In [1]:
import torch
import numpy as np
from torch import nn

In [11]:
class ScaledDotProductAttension(nn.Module):
    """ Scaled Dot-Product Attention """
    def __init__(self, scale):
        super().__init__() #声明父类的Init方法
        self.scale = scale
        self.softmax = nn.Softmax(dim = 2) #沿哪一维实施softmax
    def forward(self, q, k, v, mask=None):
        #TORCH.BMM 执行batch内两矩阵乘积运算：bmm(b*n*m, b*m*p) -> size(b*n*p)
        #TORCH.BMM 输入必须是3-dim tensor
        # 1.score = q \cdot k ，使用query和k点乘（matmul）获得相关度
        u = torch.bmm(q, k.transpose(1, 2))
        # 2.缩放
        u = u / self.scale 
        # 3.mask(opt)
        if mask is not None:
            u = u.masked_fill(mask, -np.inf)
        # 4.softmax
        attn = self.softmax(u)
        # 每个key都是等权
        output = torch.bmm(attn, v) # attn是每个key对于query的权重，v是每个key对应的value
        return attn, output

In [12]:
# 个数 
# n_q ?= n_k == n_v
n_q, n_k, n_v = 2, 4, 4
# 维度
# d_q_ == d_k_ ?= d_v_
d_q_, d_k_, d_v_ = 128, 128, 64
batch = 32

q = torch.randn(batch, n_q, d_q_) # batch, 个数 : n_q, 维度 d_q_
k = torch.randn(batch, n_k, d_k_)
v = torch.randn(batch, n_v, d_v_)
mask = torch.zeros(batch, n_q, n_k).bool()
# print(mask)
mask.size()

torch.Size([32, 2, 4])

In [13]:
attension = ScaledDotProductAttension(scale=np.power(d_k_, 0.5)) # 实例化
attn, output = attension(q, k, v, mask = mask) # 调用函数

# print(attn); 
# print(output)
print(attn.size()) # (batch, n_q, n_k) 表示每个k相对于q的重要程度
print(output.size()) # (batch, n_q, d_v)


torch.Size([32, 2, 4])
torch.Size([32, 2, 64])


In [36]:
class MultiHeadAttention(nn.Module):
    """ Multi-Head Attention """
    def __init__(self, n_head, d_k_, d_v_, d_k, d_v, d_o):
        super().__init__()
        self.n_head = n_head
        self.d_k = d_k # d_k == d_q
        self.d_v = d_v

        # linear(in, out) --> out = A * in + B
        # 线性变换，将(batch, d_k_)大小的tensor变换为(batch, n_head * d_k)大小的tensor
        # 多头中，输入为 d_k_ 维度的 k --> 相当于 n_head 个 输入为 d_k 维度的 k
        # d_k_ \ n_head \ d_k 都由人为设定（作为超参数传入）
        self.fc_q = nn.Linear(d_k_, n_head * d_k) 
        self.fc_k = nn.Linear(d_k_, n_head * d_k)
        self.fc_v = nn.Linear(d_v_, n_head * d_v)

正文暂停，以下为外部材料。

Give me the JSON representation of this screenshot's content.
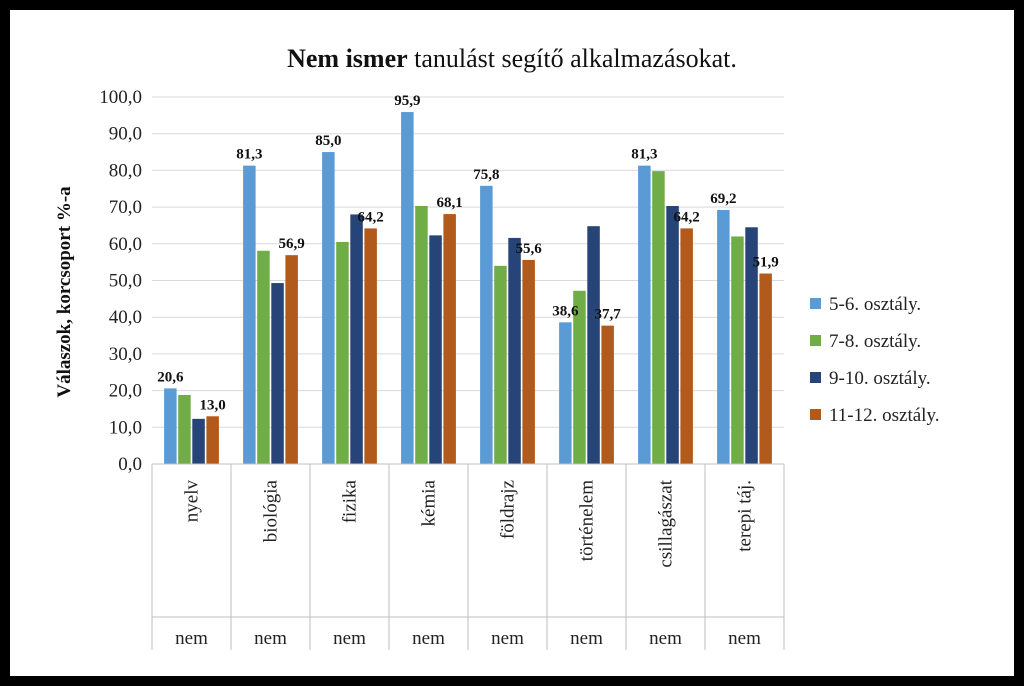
{
  "chart_data": {
    "type": "bar",
    "title_bold": "Nem ismer",
    "title_rest": " tanulást segítő alkalmazásokat.",
    "ylabel": "Válaszok, korcsoport %-a",
    "ylim": [
      0,
      100
    ],
    "yticks": [
      "0,0",
      "10,0",
      "20,0",
      "30,0",
      "40,0",
      "50,0",
      "60,0",
      "70,0",
      "80,0",
      "90,0",
      "100,0"
    ],
    "categories": [
      "nyelv",
      "biológia",
      "fizika",
      "kémia",
      "földrajz",
      "történelem",
      "csillagászat",
      "terepi táj."
    ],
    "group_labels": [
      "nem",
      "nem",
      "nem",
      "nem",
      "nem",
      "nem",
      "nem",
      "nem"
    ],
    "series": [
      {
        "name": "5-6. osztály.",
        "color": "#5b9bd5",
        "values": [
          20.6,
          81.3,
          85.0,
          95.9,
          75.8,
          38.6,
          81.3,
          69.2
        ]
      },
      {
        "name": "7-8. osztály.",
        "color": "#70ad47",
        "values": [
          18.8,
          58.1,
          60.5,
          70.3,
          54.0,
          47.2,
          79.8,
          62.0
        ]
      },
      {
        "name": "9-10. osztály.",
        "color": "#264478",
        "values": [
          12.3,
          49.3,
          68.0,
          62.3,
          61.6,
          64.8,
          70.3,
          64.5
        ]
      },
      {
        "name": "11-12. osztály.",
        "color": "#b15a1c",
        "values": [
          13.0,
          56.9,
          64.2,
          68.1,
          55.6,
          37.7,
          64.2,
          51.9
        ]
      }
    ],
    "data_labels": [
      {
        "series": 0,
        "index": 0,
        "text": "20,6"
      },
      {
        "series": 3,
        "index": 0,
        "text": "13,0"
      },
      {
        "series": 0,
        "index": 1,
        "text": "81,3"
      },
      {
        "series": 3,
        "index": 1,
        "text": "56,9"
      },
      {
        "series": 0,
        "index": 2,
        "text": "85,0"
      },
      {
        "series": 3,
        "index": 2,
        "text": "64,2"
      },
      {
        "series": 0,
        "index": 3,
        "text": "95,9"
      },
      {
        "series": 3,
        "index": 3,
        "text": "68,1"
      },
      {
        "series": 0,
        "index": 4,
        "text": "75,8"
      },
      {
        "series": 3,
        "index": 4,
        "text": "55,6"
      },
      {
        "series": 0,
        "index": 5,
        "text": "38,6"
      },
      {
        "series": 3,
        "index": 5,
        "text": "37,7"
      },
      {
        "series": 0,
        "index": 6,
        "text": "81,3"
      },
      {
        "series": 3,
        "index": 6,
        "text": "64,2"
      },
      {
        "series": 0,
        "index": 7,
        "text": "69,2"
      },
      {
        "series": 3,
        "index": 7,
        "text": "51,9"
      }
    ],
    "grid": true,
    "legend_position": "right"
  }
}
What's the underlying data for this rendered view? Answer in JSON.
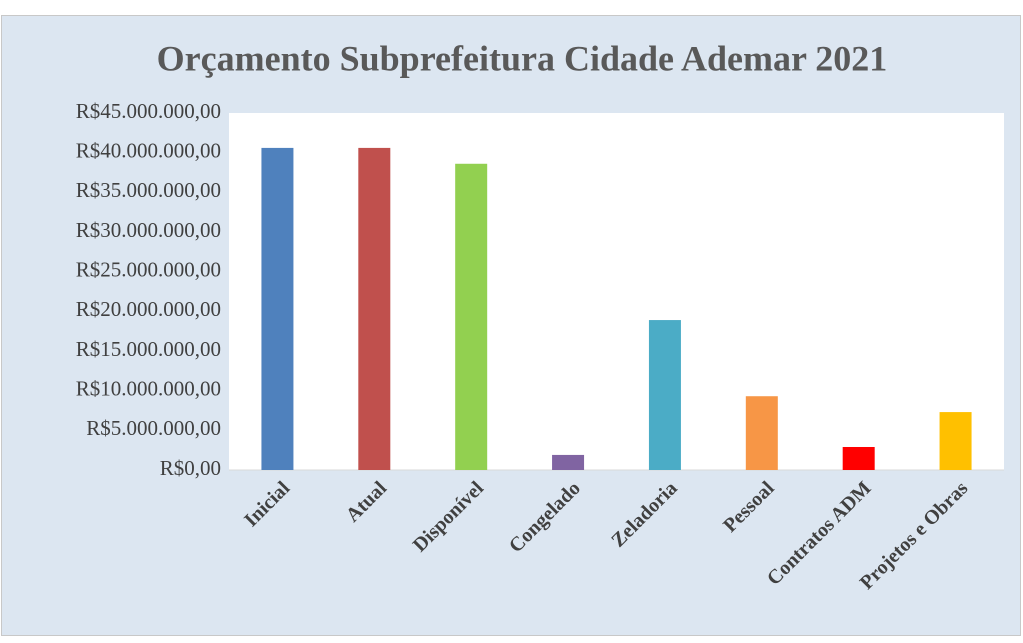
{
  "chart_data": {
    "type": "bar",
    "title": "Orçamento Subprefeitura Cidade Ademar 2021",
    "categories": [
      "Inicial",
      "Atual",
      "Disponível",
      "Congelado",
      "Zeladoria",
      "Pessoal",
      "Contratos ADM",
      "Projetos e Obras"
    ],
    "values": [
      40600000,
      40600000,
      38600000,
      1900000,
      18900000,
      9300000,
      2900000,
      7300000
    ],
    "colors": [
      "#4f81bd",
      "#c0504d",
      "#92d050",
      "#8064a2",
      "#4bacc6",
      "#f79646",
      "#ff0000",
      "#ffc000"
    ],
    "ylim": [
      0,
      45000000
    ],
    "yticks": [
      {
        "value": 0,
        "label": "R$0,00"
      },
      {
        "value": 5000000,
        "label": "R$5.000.000,00"
      },
      {
        "value": 10000000,
        "label": "R$10.000.000,00"
      },
      {
        "value": 15000000,
        "label": "R$15.000.000,00"
      },
      {
        "value": 20000000,
        "label": "R$20.000.000,00"
      },
      {
        "value": 25000000,
        "label": "R$25.000.000,00"
      },
      {
        "value": 30000000,
        "label": "R$30.000.000,00"
      },
      {
        "value": 35000000,
        "label": "R$35.000.000,00"
      },
      {
        "value": 40000000,
        "label": "R$40.000.000,00"
      },
      {
        "value": 45000000,
        "label": "R$45.000.000,00"
      }
    ],
    "grid": false
  }
}
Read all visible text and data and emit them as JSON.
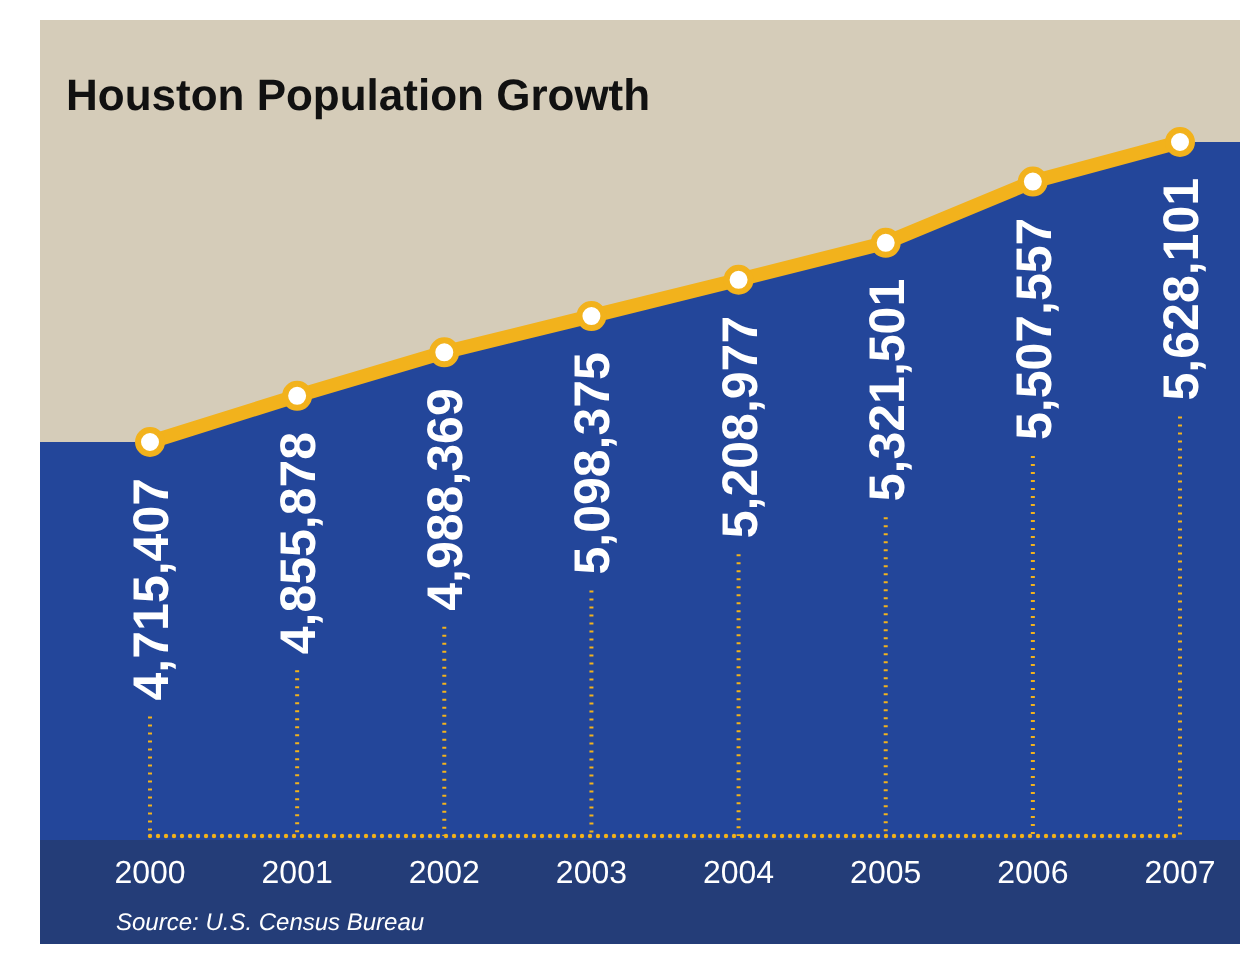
{
  "chart_data": {
    "type": "area",
    "title": "Houston Population Growth",
    "categories": [
      "2000",
      "2001",
      "2002",
      "2003",
      "2004",
      "2005",
      "2006",
      "2007"
    ],
    "series": [
      {
        "color": "#f2b21c",
        "values": [
          4715407,
          4855878,
          4988369,
          5098375,
          5208977,
          5321501,
          5507557,
          5628101
        ],
        "value_labels": [
          "4,715,407",
          "4,855,878",
          "4,988,369",
          "5,098,375",
          "5,208,977",
          "5,321,501",
          "5,507,557",
          "5,628,101"
        ]
      }
    ],
    "tick_labels": "x",
    "marker": "circle",
    "line_style": "solid",
    "annotations": [
      "Source: U.S. Census Bureau"
    ]
  }
}
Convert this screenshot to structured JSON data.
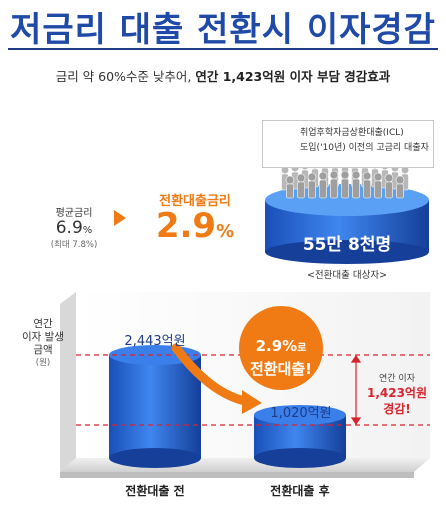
{
  "header": {
    "title": "저금리 대출 전환시 이자경감",
    "subtitle_prefix": "금리 약 60%수준 낮추어, ",
    "subtitle_bold": "연간 1,423억원 이자 부담 경감효과"
  },
  "rates": {
    "avg_label": "평균금리",
    "avg_value": "6.9",
    "avg_unit": "%",
    "avg_note": "(최대 7.8%)",
    "converted_label": "전환대출금리",
    "converted_value": "2.9",
    "converted_unit": "%"
  },
  "legend": {
    "line1": "취업후학자금상환대출(ICL)",
    "line2": "도입('10년) 이전의 고금리 대출자"
  },
  "target_group": {
    "count": "55만 8천명",
    "caption": "<전환대출 대상자>"
  },
  "chart_data": {
    "type": "bar",
    "ylabel_lines": [
      "연간",
      "이자 발생",
      "금액"
    ],
    "yunit": "(원)",
    "categories": [
      "전환대출 전",
      "전환대출 후"
    ],
    "values": [
      2443,
      1020
    ],
    "value_labels": [
      "2,443억원",
      "1,020억원"
    ],
    "callout": {
      "rate": "2.9%",
      "suffix": "로",
      "action": "전환대출!"
    },
    "difference": {
      "label_top": "연간 이자",
      "label_value": "1,423억원",
      "label_bottom": "경감!"
    },
    "colors": {
      "bar": "#1f5fd0",
      "arrow": "#f07b14",
      "dash": "#d9232d",
      "callout": "#f07b14"
    }
  }
}
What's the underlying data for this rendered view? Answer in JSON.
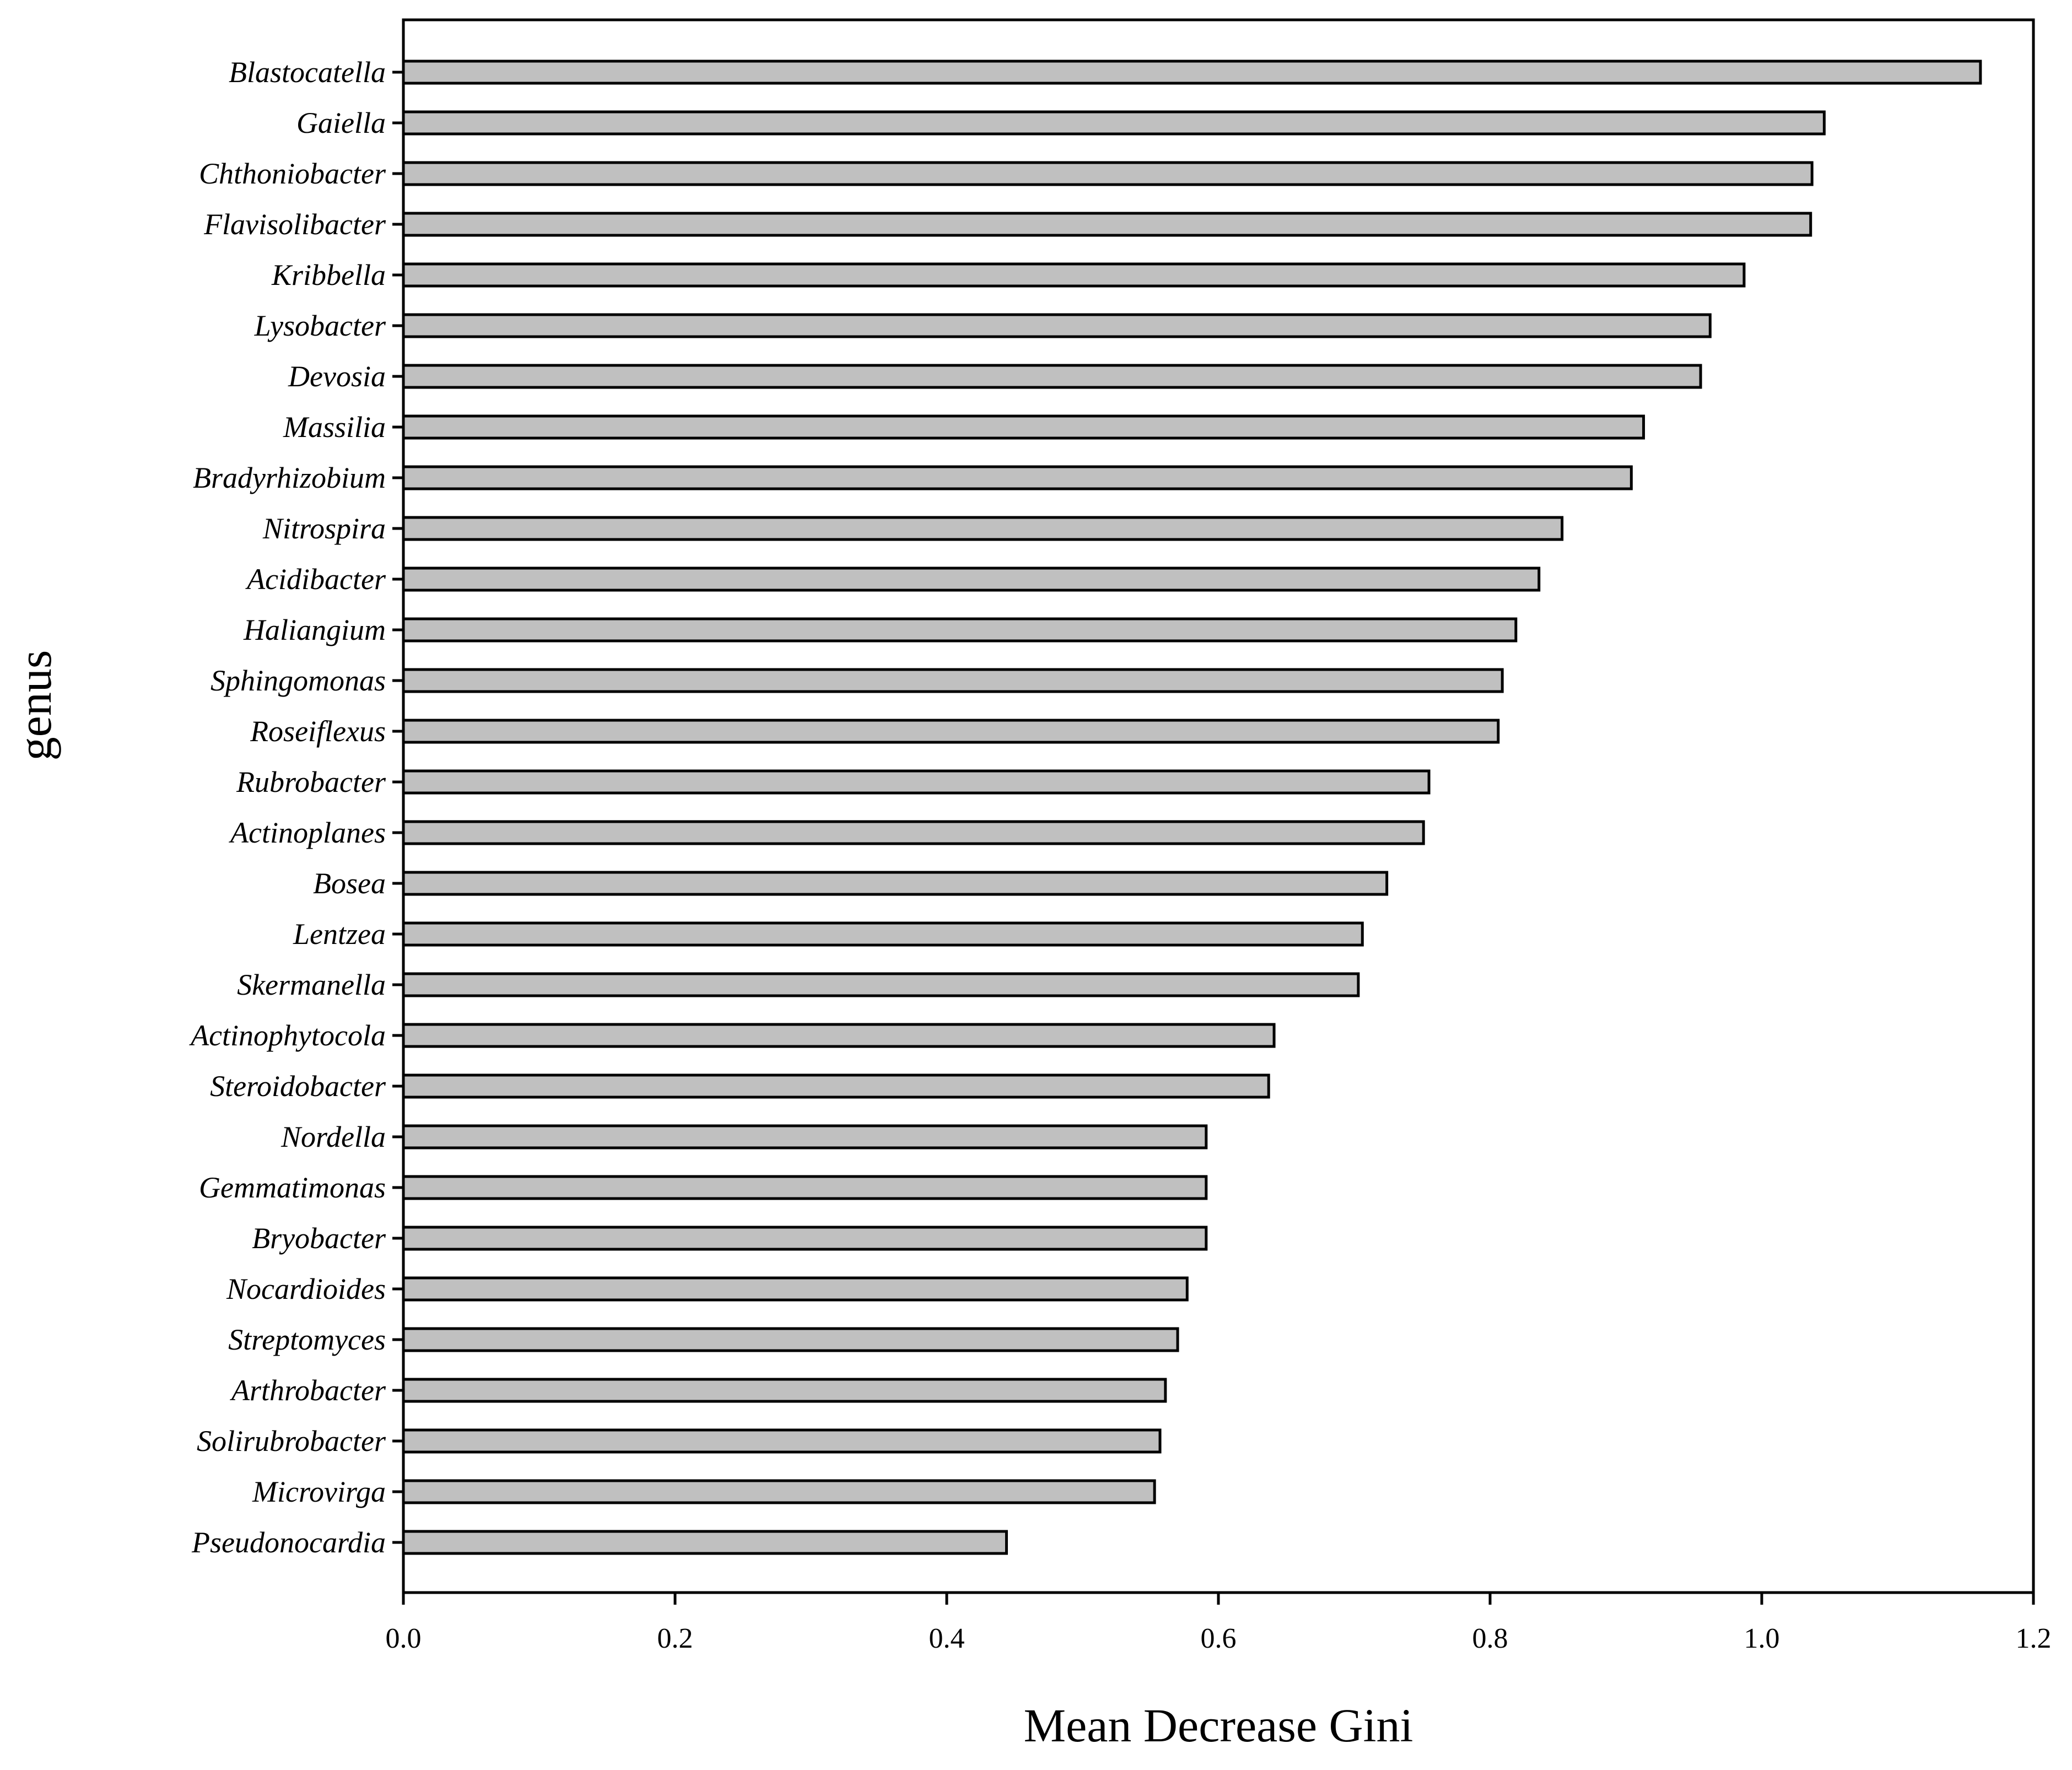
{
  "chart_data": {
    "type": "bar",
    "orientation": "horizontal",
    "xlabel": "Mean Decrease Gini",
    "ylabel": "genus",
    "xlim": [
      0,
      1.2
    ],
    "x_ticks": [
      "0.0",
      "0.2",
      "0.4",
      "0.6",
      "0.8",
      "1.0",
      "1.2"
    ],
    "grid": false,
    "bar_color": "#c0c0c0",
    "categories": [
      "Blastocatella",
      "Gaiella",
      "Chthoniobacter",
      "Flavisolibacter",
      "Kribbella",
      "Lysobacter",
      "Devosia",
      "Massilia",
      "Bradyrhizobium",
      "Nitrospira",
      "Acidibacter",
      "Haliangium",
      "Sphingomonas",
      "Roseiflexus",
      "Rubrobacter",
      "Actinoplanes",
      "Bosea",
      "Lentzea",
      "Skermanella",
      "Actinophytocola",
      "Steroidobacter",
      "Nordella",
      "Gemmatimonas",
      "Bryobacter",
      "Nocardioides",
      "Streptomyces",
      "Arthrobacter",
      "Solirubrobacter",
      "Microvirga",
      "Pseudonocardia"
    ],
    "values": [
      1.161,
      1.046,
      1.037,
      1.036,
      0.987,
      0.962,
      0.955,
      0.913,
      0.904,
      0.853,
      0.836,
      0.819,
      0.809,
      0.806,
      0.755,
      0.751,
      0.724,
      0.706,
      0.703,
      0.641,
      0.637,
      0.591,
      0.591,
      0.591,
      0.577,
      0.57,
      0.561,
      0.557,
      0.553,
      0.444
    ]
  }
}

        self.attention = ScaledDotProductAttension(scale=np.power(d_k, 0.5))
        self.fc_concatOutput = nn.Linear(n_head * d_v, d_o) # concat -> mlp -> output
    def forward(self, q, k, v, mask = None):
        n_head, d_q, d_k, d_v = self.n_head, self.d_k, self.d_k, self.d_v
        batch, n_q, d_q_ = q.size()
        batch, n_k, d_k_ = k.size()
        batch, n_v, d_v_ = v.size()

        #投影变化，单头变多头
        q = self.fc_q(q) # (batch, n_q, d_q_) -> n_head * (batch, n_q, d_q)
        k = self.fc_k(k)
        v = self.fc_v(v)

        # view method1: (batch, n_q, n_head * d_q) -> (batch, n_q, n_head, d_q)
        # permute method: 将tensor维度重排列为 (n_head, batch, n_q, d_q)
        # contiguous method: 确保张量在内存中是连续存储的
        # view method2: (n_head, batch, n_q, d_q) -> (n_head * batch, n_q, d_q)
        q = q.view(batch, n_q, n_head, d_q).permute(2, 0, 1, 3).contiguous().view(-1, n_q, d_q)
        k = k.view(batch, n_k, n_head, d_k).permute(2, 0, 1, 3).contiguous().view(-1, n_k, d_k)
        v = v.view(batch, n_v, n_head, d_v).permute(2, 0, 1, 3).contiguous().view(-1, n_v, d_v)

        if mask is not None:
            # repeat(n_head, 1, 1): 将mask沿第0维复制 n_head次，其他维度不变
            mask = mask.repeat(n_head, 1, 1)
        attn, output = self.attention(q, k, v, mask=mask) # 当成单头注意力求输出

        output = output.view(n_head, batch, n_q, d_v).permute(1, 2, 0, 3).contiguous().view(batch, n_q, -1)  # Concat
        output = self.fc_concatOutput(output)  # 投影变换得到最终输出
        return attn, output

In [37]:
mha = MultiHeadAttention(n_head=8, d_k_=128, d_v_=64, d_k=256, d_v=128, d_o=128)
attn, output = mha(q, k, v, mask=mask)

# print(attn); print(output)
print(attn.size()) # [256, 2, 4], 256=batch*n_head, n_q, n_k
print(output.size()) # batch, n_q, d_o

torch.Size([256, 2, 4])
torch.Size([32, 2, 128])


In [38]:
class SelfAttention(nn.Module):
    """ Self-Attention """
    def __init__(self, n_head, d_k, d_v, d_x, d_o):
        super().__init__()
        self.wq = nn.Parameter(torch.Tensor(d_x, d_k))
        self.wk = nn.Parameter(torch.Tensor(d_x, d_k))
        self.wv = nn.Parameter(torch.Tensor(d_x, d_v))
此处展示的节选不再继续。